Almost all of the universities in Finland, who have published some language political documents have usually included statements of terminological responsibilities in them. It is likely, thus, that terminology will be included in the documents published in the future as well.

However, it is more or less unclear, what “playing active role in developing terminology” actually means or entails. What is clear though, is that terminology does not simply happen, even if it gets mentioned in a language strategy. Terminology work is action or a process, and an as such needs people actually engaged in it to happen.

From the point of view of academic institutions, there are roughly three options: 1.Centralize all of the terminology work to a team, agency or office of professional terminologists. 2.Externalize terminological work to outside organizations. 3.Include terminology work in the curriculum of the staff. The example of BFT would suggest, that if the language political statements have any effects, in Finland they will be in the lines of option 3.

However, even if there was a terminological infrastructure which would make it possible for individual researchers to take part in terminology work, academic institutions might still (inadvertently or not) prohibit it. Academic institutions in Finland have yet failed to include terminological work as one of the activities measured quantitatively in the evaluations of individual researchers and departments.

The productivity of universities in Finland is so tightly measured and monitored, that it is virtually impossible for them to engage in any activities outside the measured criteria. This in turn is not only up to the institutions in questions, since they can not alone set the criteria they are evaluated on. It is not at all clear whether the academic institutions in Finland are capable of taking care of the terminological responsibilities they are so willing to acknowledge.

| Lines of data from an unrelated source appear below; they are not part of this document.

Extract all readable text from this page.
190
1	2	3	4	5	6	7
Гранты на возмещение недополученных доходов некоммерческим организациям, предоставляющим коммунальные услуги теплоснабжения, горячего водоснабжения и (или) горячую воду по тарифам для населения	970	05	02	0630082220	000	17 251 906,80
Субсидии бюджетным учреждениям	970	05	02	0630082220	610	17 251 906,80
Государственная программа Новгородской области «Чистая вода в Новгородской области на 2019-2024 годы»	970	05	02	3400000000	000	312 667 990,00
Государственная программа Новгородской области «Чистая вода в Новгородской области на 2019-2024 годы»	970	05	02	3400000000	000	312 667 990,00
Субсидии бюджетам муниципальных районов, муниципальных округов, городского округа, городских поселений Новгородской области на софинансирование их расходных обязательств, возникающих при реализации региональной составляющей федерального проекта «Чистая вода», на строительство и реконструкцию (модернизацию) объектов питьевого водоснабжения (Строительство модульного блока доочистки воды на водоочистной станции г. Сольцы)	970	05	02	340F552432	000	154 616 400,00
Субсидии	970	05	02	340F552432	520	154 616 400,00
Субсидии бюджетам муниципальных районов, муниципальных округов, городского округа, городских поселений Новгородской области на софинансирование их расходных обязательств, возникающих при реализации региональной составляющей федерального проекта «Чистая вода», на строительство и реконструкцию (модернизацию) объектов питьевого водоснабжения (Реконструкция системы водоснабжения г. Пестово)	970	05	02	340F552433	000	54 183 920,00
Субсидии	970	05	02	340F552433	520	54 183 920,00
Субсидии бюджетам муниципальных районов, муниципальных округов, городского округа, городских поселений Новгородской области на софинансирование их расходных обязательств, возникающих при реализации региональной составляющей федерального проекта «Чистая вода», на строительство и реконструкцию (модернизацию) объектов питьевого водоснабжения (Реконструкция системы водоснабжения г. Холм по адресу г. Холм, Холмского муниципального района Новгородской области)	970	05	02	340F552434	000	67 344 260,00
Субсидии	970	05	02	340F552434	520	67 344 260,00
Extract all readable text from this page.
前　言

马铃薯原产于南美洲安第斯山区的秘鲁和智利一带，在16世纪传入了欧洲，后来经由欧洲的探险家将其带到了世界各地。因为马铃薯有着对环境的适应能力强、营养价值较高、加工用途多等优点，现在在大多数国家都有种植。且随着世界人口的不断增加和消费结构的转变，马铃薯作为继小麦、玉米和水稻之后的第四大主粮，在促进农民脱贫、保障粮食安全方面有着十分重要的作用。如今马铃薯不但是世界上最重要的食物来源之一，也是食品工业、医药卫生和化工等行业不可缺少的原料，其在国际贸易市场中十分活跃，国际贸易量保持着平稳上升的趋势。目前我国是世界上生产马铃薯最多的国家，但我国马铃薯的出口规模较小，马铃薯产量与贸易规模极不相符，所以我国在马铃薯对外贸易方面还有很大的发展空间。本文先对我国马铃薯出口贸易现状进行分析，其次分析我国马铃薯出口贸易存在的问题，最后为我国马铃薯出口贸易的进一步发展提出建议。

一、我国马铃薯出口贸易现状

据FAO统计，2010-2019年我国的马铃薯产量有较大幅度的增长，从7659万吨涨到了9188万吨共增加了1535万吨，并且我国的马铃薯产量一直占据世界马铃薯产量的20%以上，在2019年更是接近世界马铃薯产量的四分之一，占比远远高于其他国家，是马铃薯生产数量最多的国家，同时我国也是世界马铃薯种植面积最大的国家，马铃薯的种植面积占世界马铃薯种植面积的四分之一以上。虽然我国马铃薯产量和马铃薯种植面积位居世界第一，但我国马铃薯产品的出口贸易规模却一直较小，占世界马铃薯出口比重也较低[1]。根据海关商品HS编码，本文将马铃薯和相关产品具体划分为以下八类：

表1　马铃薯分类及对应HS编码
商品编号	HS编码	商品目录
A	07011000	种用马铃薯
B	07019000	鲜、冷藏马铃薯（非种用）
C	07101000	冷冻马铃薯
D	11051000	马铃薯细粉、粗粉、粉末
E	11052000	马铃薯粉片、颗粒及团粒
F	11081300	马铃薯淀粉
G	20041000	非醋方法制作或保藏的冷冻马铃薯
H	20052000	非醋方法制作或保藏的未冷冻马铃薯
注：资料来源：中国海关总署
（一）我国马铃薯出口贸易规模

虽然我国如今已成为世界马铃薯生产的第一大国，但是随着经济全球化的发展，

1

Even if the institutions would not actively prohibit individual researchers or teachers from taking part in terminological work in their field, this might be caused by the fact that terminology work is not taken account in when for example evaluating candidates for academic posts. For this reason alone it might be, that maintaining and developing Finnish or Swedish terminology will probably not be part of professional academic work within academic institutions for any time soon.

A possibility now studied in BFT is making terminological work part of post-graduate studies. There are clear strengths in this approach: Post-graduate curriculums are more flexible than evaluation criteria. Post-graduate students are usually more or less closely supervised by experts of the field. Post-graduate studies usually involve working with the core terms and concepts of the field. Being of younger generation than their supervisors, they more easily adapt to the virtual environments (such as wikis and other collaboration platforms) necessary in the terminological work.

BFT also seeks to make use of the existing social structure of learned societies through the partnership with the FFLS. Many of the learned societies have long traditions in Finnish terminology work and are already active. BFT tries to bring this activity under one umbrella and infrastructure. Through the learned societies terminology might make its way to the centre of the self-understanding of an academic field. This in turn might raise its importance and value inside the academic institutions as well and trigger the necessary changes to make working with terminology part of academic profession.